26 de junho de 2020

EXPECTATIVA

Tasso afirma que reforma tributária não deve ser votada este ano

O senador Tasso Jereissati afirmou, durante reunião virtual da diretoria da CDL de Fortaleza, presidida pelo empresário Assis Cavalcante, que a reforma tributária que está em discussão no Congresso Nacional não deverá ser votada este ano, devido a uma série de fatores, como a pandemia de Covid-19.

Tasso Jereissati disse que o Governo Federal não enviou proposta                Foto: Divulgação

Ele ressaltou que além da pandemia, que dificulta as votações na Câmara e no Senado, não há um acordo entre o poder público das três esferas (municipal, estadual e federal) e os empresários sobre qual a melhor maneira de promover essa reforma.

Afirma que o maior entrave está no próprio Governo Federal, já que a proposta em debate não foi enviada pelo Executivo. “Nunca uma reforma desse tipo partiu do Congresso.

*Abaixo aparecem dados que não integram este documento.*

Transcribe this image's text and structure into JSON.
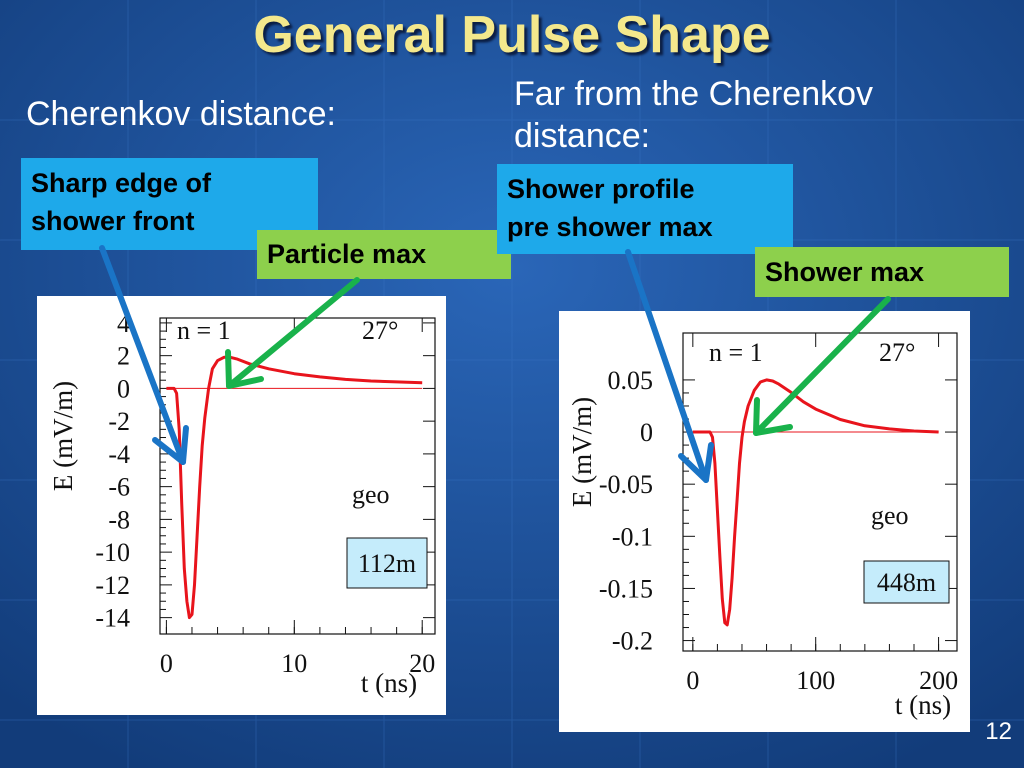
{
  "slide": {
    "title": "General Pulse Shape",
    "page_number": "12",
    "accent_cyan": "#1ea9ea",
    "accent_green": "#8dd04c",
    "background": "#1a4f9a"
  },
  "left": {
    "heading": "Cherenkov distance:",
    "box_edge": [
      "Sharp edge of",
      "shower front"
    ],
    "box_peak": "Particle max"
  },
  "right": {
    "heading": [
      "Far from the Cherenkov",
      "distance:"
    ],
    "box_profile": [
      "Shower profile",
      "pre shower max"
    ],
    "box_peak": "Shower max"
  },
  "chart_data": [
    {
      "type": "line",
      "xlabel": "t (ns)",
      "ylabel": "E (mV/m)",
      "xlim": [
        -0.5,
        21
      ],
      "ylim": [
        -15,
        4.3
      ],
      "x_ticks": [
        0,
        10,
        20
      ],
      "y_ticks": [
        4,
        2,
        0,
        -2,
        -4,
        -6,
        -8,
        -10,
        -12,
        -14
      ],
      "annotations": {
        "n": "n = 1",
        "angle": "27°",
        "label": "geo",
        "distance": "112m"
      },
      "series": [
        {
          "color": "#e8141c",
          "x": [
            0,
            0.6,
            0.8,
            1.0,
            1.2,
            1.4,
            1.6,
            1.8,
            2.0,
            2.2,
            2.4,
            2.6,
            2.8,
            3.0,
            3.3,
            3.6,
            4.0,
            4.5,
            5.0,
            5.5,
            6.5,
            8.0,
            10,
            12,
            14,
            16,
            18,
            20
          ],
          "y": [
            0,
            0,
            -0.3,
            -2.5,
            -7,
            -11,
            -13,
            -14,
            -13.8,
            -12,
            -9,
            -6,
            -3.5,
            -1.8,
            0,
            1.2,
            1.7,
            1.9,
            1.9,
            1.8,
            1.5,
            1.2,
            0.9,
            0.7,
            0.55,
            0.45,
            0.4,
            0.35
          ]
        },
        {
          "color": "#e8141c",
          "x": [
            0,
            20
          ],
          "y": [
            0,
            0
          ]
        }
      ]
    },
    {
      "type": "line",
      "xlabel": "t (ns)",
      "ylabel": "E (mV/m)",
      "xlim": [
        -8,
        215
      ],
      "ylim": [
        -0.21,
        0.095
      ],
      "x_ticks": [
        0,
        100,
        200
      ],
      "y_ticks": [
        0.05,
        0,
        -0.05,
        -0.1,
        -0.15,
        -0.2
      ],
      "annotations": {
        "n": "n = 1",
        "angle": "27°",
        "label": "geo",
        "distance": "448m"
      },
      "series": [
        {
          "color": "#e8141c",
          "x": [
            0,
            14,
            16,
            18,
            20,
            22,
            24,
            26,
            28,
            30,
            32,
            34,
            36,
            38,
            40,
            42,
            45,
            50,
            55,
            60,
            65,
            70,
            80,
            90,
            100,
            120,
            140,
            160,
            180,
            200
          ],
          "y": [
            0,
            0,
            -0.005,
            -0.03,
            -0.075,
            -0.12,
            -0.16,
            -0.183,
            -0.185,
            -0.17,
            -0.14,
            -0.1,
            -0.065,
            -0.03,
            -0.005,
            0.01,
            0.025,
            0.04,
            0.048,
            0.05,
            0.049,
            0.046,
            0.038,
            0.029,
            0.022,
            0.012,
            0.006,
            0.003,
            0.001,
            0
          ]
        },
        {
          "color": "#e8141c",
          "x": [
            0,
            200
          ],
          "y": [
            0,
            0
          ]
        }
      ]
    }
  ]
}
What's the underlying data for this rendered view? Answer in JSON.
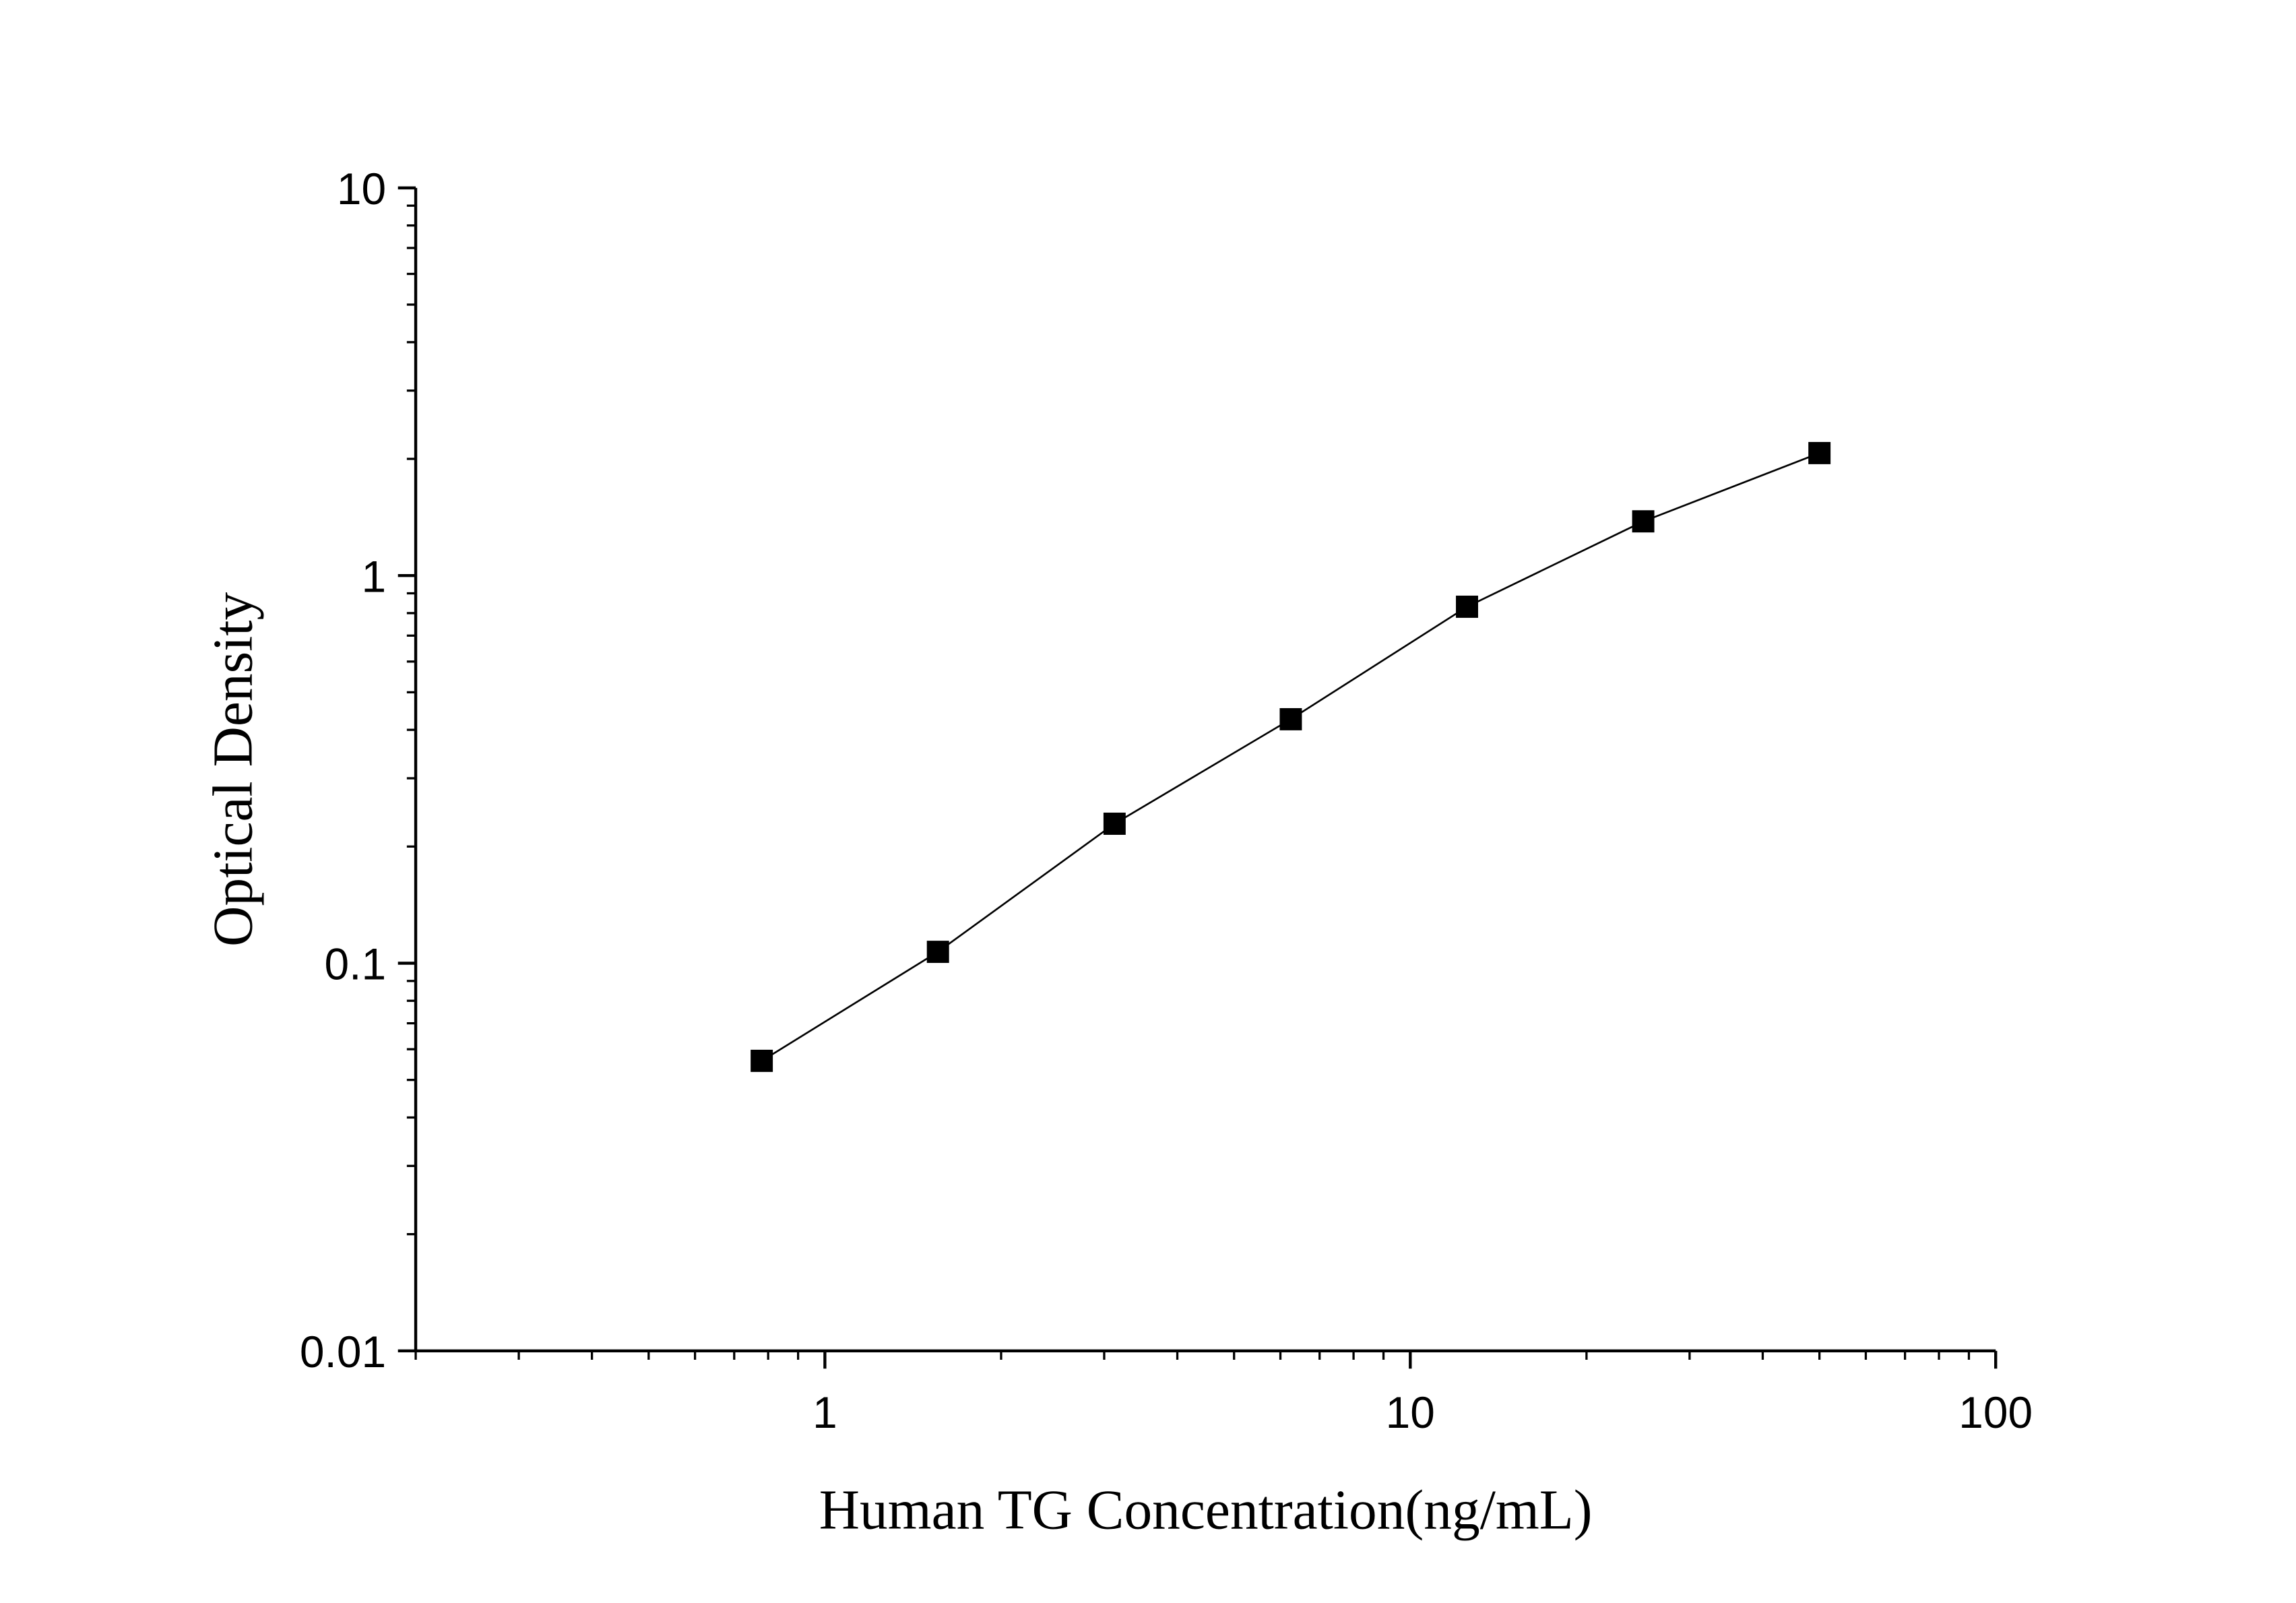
{
  "chart_data": {
    "type": "line",
    "title": "",
    "xlabel": "Human TG Concentration(ng/mL)",
    "ylabel": "Optical Density",
    "x_scale": "log",
    "y_scale": "log",
    "xlim": [
      0.2,
      100
    ],
    "ylim": [
      0.01,
      10
    ],
    "x_ticks": [
      {
        "value": 1,
        "label": "1"
      },
      {
        "value": 10,
        "label": "10"
      },
      {
        "value": 100,
        "label": "100"
      }
    ],
    "y_ticks": [
      {
        "value": 0.01,
        "label": "0.01"
      },
      {
        "value": 0.1,
        "label": "0.1"
      },
      {
        "value": 1,
        "label": "1"
      },
      {
        "value": 10,
        "label": "10"
      }
    ],
    "grid": false,
    "marker": "square",
    "color": "#000000",
    "series": [
      {
        "x": [
          0.78,
          1.56,
          3.125,
          6.25,
          12.5,
          25,
          50
        ],
        "y": [
          0.056,
          0.107,
          0.229,
          0.426,
          0.831,
          1.38,
          2.07
        ]
      }
    ]
  }
}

É natural que o Executivo envie a proposta, afinal a Receita Federal é quem deve fazer os cálculos. Mas, o ministro Paulo Guedes não tem interesse em uma proposta ampla que mude o sistema de tributação. Ele quer criar uma nova CPMF e desonerar a folha de pagamento das empresas”, disse o parlamentar cearense.

O evento online aconteceu nesta quinta-feira (25) e debateu também, o Marco Legal do Saneamento Básico, aprovado na quarta-feira, no Senado. O Projeto de Lei 4.162/2019, de iniciativa do Governo foi aprovado em dezembro do ano passado na Câmara dos Deputados e, agora, segue para a sanção presidencial.

A matéria baseia-se na Medida Provisória 868/2018, que perdeu a validade sem ter sua apreciação completada no Congresso Nacional em 2019. Assim, o Governo enviou ao Legislativo um projeto com o mesmo tema. “Universalizar os serviços de água e esgoto até 2033 tem múltiplas dimensões. Saneamento tem efeito multiplicador na geração de empregos, saúde, educação e melhoria da qualidade de vida das pessoas”, afirmou.

Com esse marco legal, não há nenhum país do mundo com um mercado tão grande para receber investimentos, pois há cerca de 100 milhões de pessoas sem esgoto no Brasil. “Os estudos mostram que a cada R$ 1 bilhão investidos para construir saneamento são gerados, em toda a cadeia, 60 mil empregos. E o Brasil precisa de um investimento de R$ 500 a R$ 700 bilhões para universalizar o serviço”, asseverou Tasso Jereissati.